Surbooké

Le blog de Laurent Bisault

Ma Chérie, Laurence Peyrin, Éditions Calmann-Lévy

Juil 8, 2020 #Calmann-Lévy

Elle s’appelait Gloria Mercy Hope, née à Chooga Pines un village de maisons en bois au bord de la mangrove de Louisiane. Parce qu’enfant elle souffrait d’un léger strabisme, elle fut surnommée à l’école Sœur bigleuse par les petites pestes qui l’entouraient. Mais à seize ans tout changea. Elle prit quinze centimètres, douze kilos, des fesses et des seins qu’elle enduisait généreusement d’huile de coco avant de se coucher. À 18 ans un photographe la bascula à l’arrière de sa corvette en lui promettant un avenir radieux qu’elle accepta. Devenue blonde, elle devint Miss Floride avant de poser en playmate du mois dans Playboy. Tous l’appelaient désormais Ma Chérie. Son coiffeur, ses amies, Hugh Hefner le patron de la revue, et surtout Gerry Grayson le riche agent immobilier de Miami qui l’avait électrisée quand elle le rencontra. Exit le photographe parti ramasser d’autres pin-up. Place aux tempes argentées et aux épaules larges de GG qui, en plus de sa femme fragile et de ses enfants, se fit un plaisir de l’entretenir en la plaçant dans une superbe villa. D’où l’intérêt de performer dans son métier. Elle avait beau venir d’une famille modeste, Ma Chérie apprécia rapidement la compagnie des happy fiew ainsi que le luxe des robes Balenciaga, Puci, Givenchy ou Dior qu’elle n’enlevait que pour GG. Une vie de rêve pour cette fille de bûcheron et d’une mère d’origine séminole, ce peuple amérindien des Everglades, qu’elle ne voyait plus jamais. Mais un jour la roue tourna. Gerry Grayson fut arrêté pour avoir escroqué ses riches clients et incarcéré. Ma Chérie prit conscience qu’elle ne disposait que de 370 dollars puisque GG prenait tout à sa charge. Elle revint chez ses parents, son père montrant pour ce retour aux sources un enthousiasme modéré, puisque la dernière fois qu’il avait vu sa fille remontait au jour où ses collègues lui avait placé sous le nez le poster central de Playboy.

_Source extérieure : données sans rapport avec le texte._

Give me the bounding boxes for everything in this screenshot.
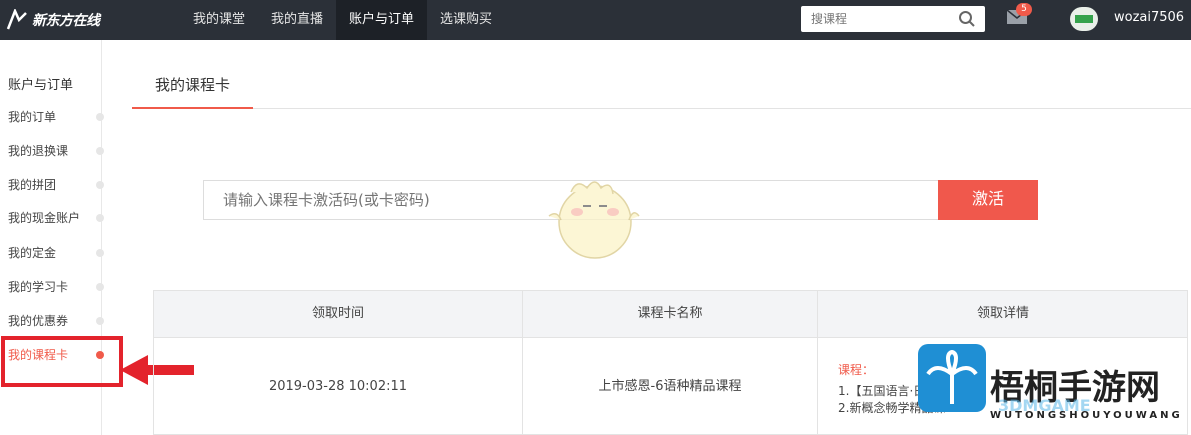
search-box: [801, 6, 985, 32]
watermark-subtitle: WUTONGSHOUYOUWANG: [990, 410, 1183, 421]
palm-icon: [926, 349, 978, 404]
table-header: 领取时间 课程卡名称 领取详情: [154, 291, 1187, 338]
nav-my-live[interactable]: 我的直播: [258, 0, 336, 40]
search-input[interactable]: [801, 6, 951, 32]
sidebar-item-refunds[interactable]: 我的退换课: [8, 141, 104, 161]
sidebar-item-study-card[interactable]: 我的学习卡: [8, 277, 104, 297]
cell-name: 上市感恩-6语种精品课程: [523, 338, 818, 435]
highlight-box: [1, 336, 123, 387]
top-navbar: 新东方在线 我的课堂 我的直播 账户与订单 选课购买 5 wozai7506: [0, 0, 1191, 40]
sidebar-item-label: 我的学习卡: [8, 280, 69, 294]
header-detail: 领取详情: [976, 306, 1029, 321]
main-nav: 我的课堂 我的直播 账户与订单 选课购买: [180, 0, 505, 40]
detail-label: 课程：: [838, 363, 875, 377]
sidebar-item-coupons[interactable]: 我的优惠券: [8, 311, 104, 331]
mascot-icon: [548, 181, 640, 259]
dot-icon: [96, 249, 104, 257]
nav-account-orders[interactable]: 账户与订单: [336, 0, 428, 40]
dot-icon: [96, 214, 104, 222]
tab-course-card[interactable]: 我的课程卡: [132, 62, 253, 109]
sidebar-item-label: 我的订单: [8, 110, 57, 124]
dot-icon: [96, 147, 104, 155]
watermark: 梧桐手游网 3DMGAME WUTONGSHOUYOUWANG: [918, 340, 1191, 435]
sidebar-item-label: 我的优惠券: [8, 314, 69, 328]
dot-icon: [96, 317, 104, 325]
mail-badge: 5: [1016, 3, 1032, 16]
avatar-image: [1075, 15, 1093, 23]
dot-icon: [96, 113, 104, 121]
sidebar-item-label: 我的现金账户: [8, 211, 81, 225]
username[interactable]: wozai7506: [1114, 0, 1184, 36]
search-icon[interactable]: [958, 10, 976, 28]
avatar[interactable]: [1070, 7, 1098, 31]
sidebar-item-orders[interactable]: 我的订单: [8, 107, 104, 127]
activate-button[interactable]: 激活: [938, 180, 1038, 220]
logo-text: 新东方在线: [32, 13, 100, 29]
tab-bar: 我的课程卡: [132, 62, 1191, 109]
sidebar-item-deposit[interactable]: 我的定金: [8, 243, 104, 263]
sidebar-item-group-buy[interactable]: 我的拼团: [8, 175, 104, 195]
dot-icon: [96, 283, 104, 291]
sidebar-item-label: 我的退换课: [8, 144, 69, 158]
cell-time: 2019-03-28 10:02:11: [154, 338, 523, 435]
nav-my-classroom[interactable]: 我的课堂: [180, 0, 258, 40]
sidebar-item-label: 我的拼团: [8, 178, 57, 192]
sidebar-item-label: 我的定金: [8, 246, 57, 260]
dot-icon: [96, 181, 104, 189]
logo-icon: [6, 9, 27, 30]
watermark-logo-icon: [918, 344, 986, 412]
sidebar-item-cash-account[interactable]: 我的现金账户: [8, 208, 104, 228]
sidebar-title: 账户与订单: [8, 78, 74, 93]
logo[interactable]: 新东方在线: [6, 6, 100, 34]
nav-buy-courses[interactable]: 选课购买: [427, 0, 505, 40]
header-time: 领取时间: [154, 291, 523, 337]
header-name: 课程卡名称: [523, 291, 818, 337]
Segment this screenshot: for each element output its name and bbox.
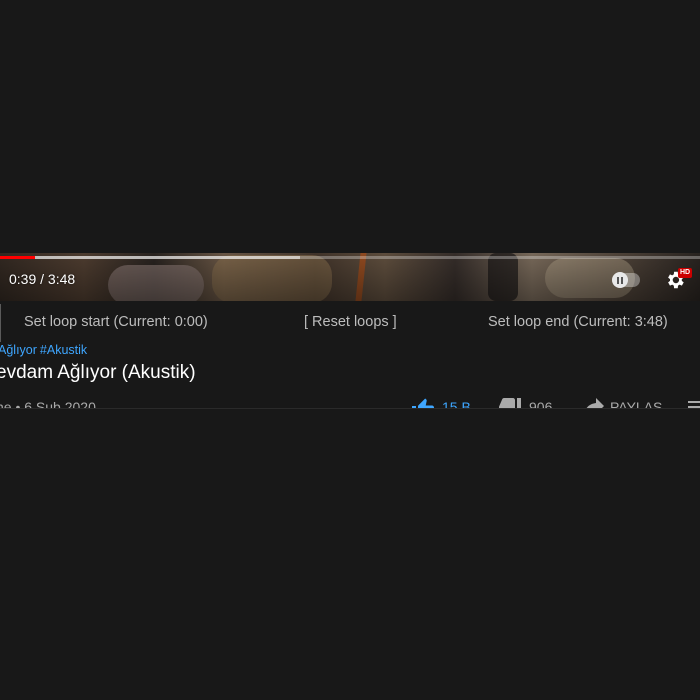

C’est plein de rebondissements

Commence alors pour elle une nouvelle vie qui permet à Laurence Peyrin de nous concocter un roman encore plus réussi que L’Aile des vierges. Un roman dont le personnage principal n’est ni stupide ni simplette. Juste une jeune femme qui découvre la vraie vie la trentaine passée. Ma Chérie va peu à peu se reconstruire au milieu d’une Amérique encore marquée par la ségrégation raciale et par la Guerre de Corée. Tout commence par la rencontre d’un Noir dans le car Greyhound qui l’emmène de Miami à Tampa à côté duquel Ma Chérie est contrainte de s’asseoir faute d’autres places disponibles. Pas forcément une bonne idée dans ce Sud profond où la ségrégation raciale est encore de mise. La suite lui permet de redécouvrir ce qui fut l’univers de son enfance, avec les personnages qu’elle avait côtoyés il y a bien longtemps, mais qui ont tellement changé. C’est plein de rebondissements, distrayant et enrichissant. On ne saurait trop vous conseiller de découvrir le talent de Laurence Peyrin, écrivaine française dont l’œuvre parle de ce qu’elle dit le mieux connaître : les femmes et le monde anglo-saxon où elle vit une partie de l’année. Une vraie réussite.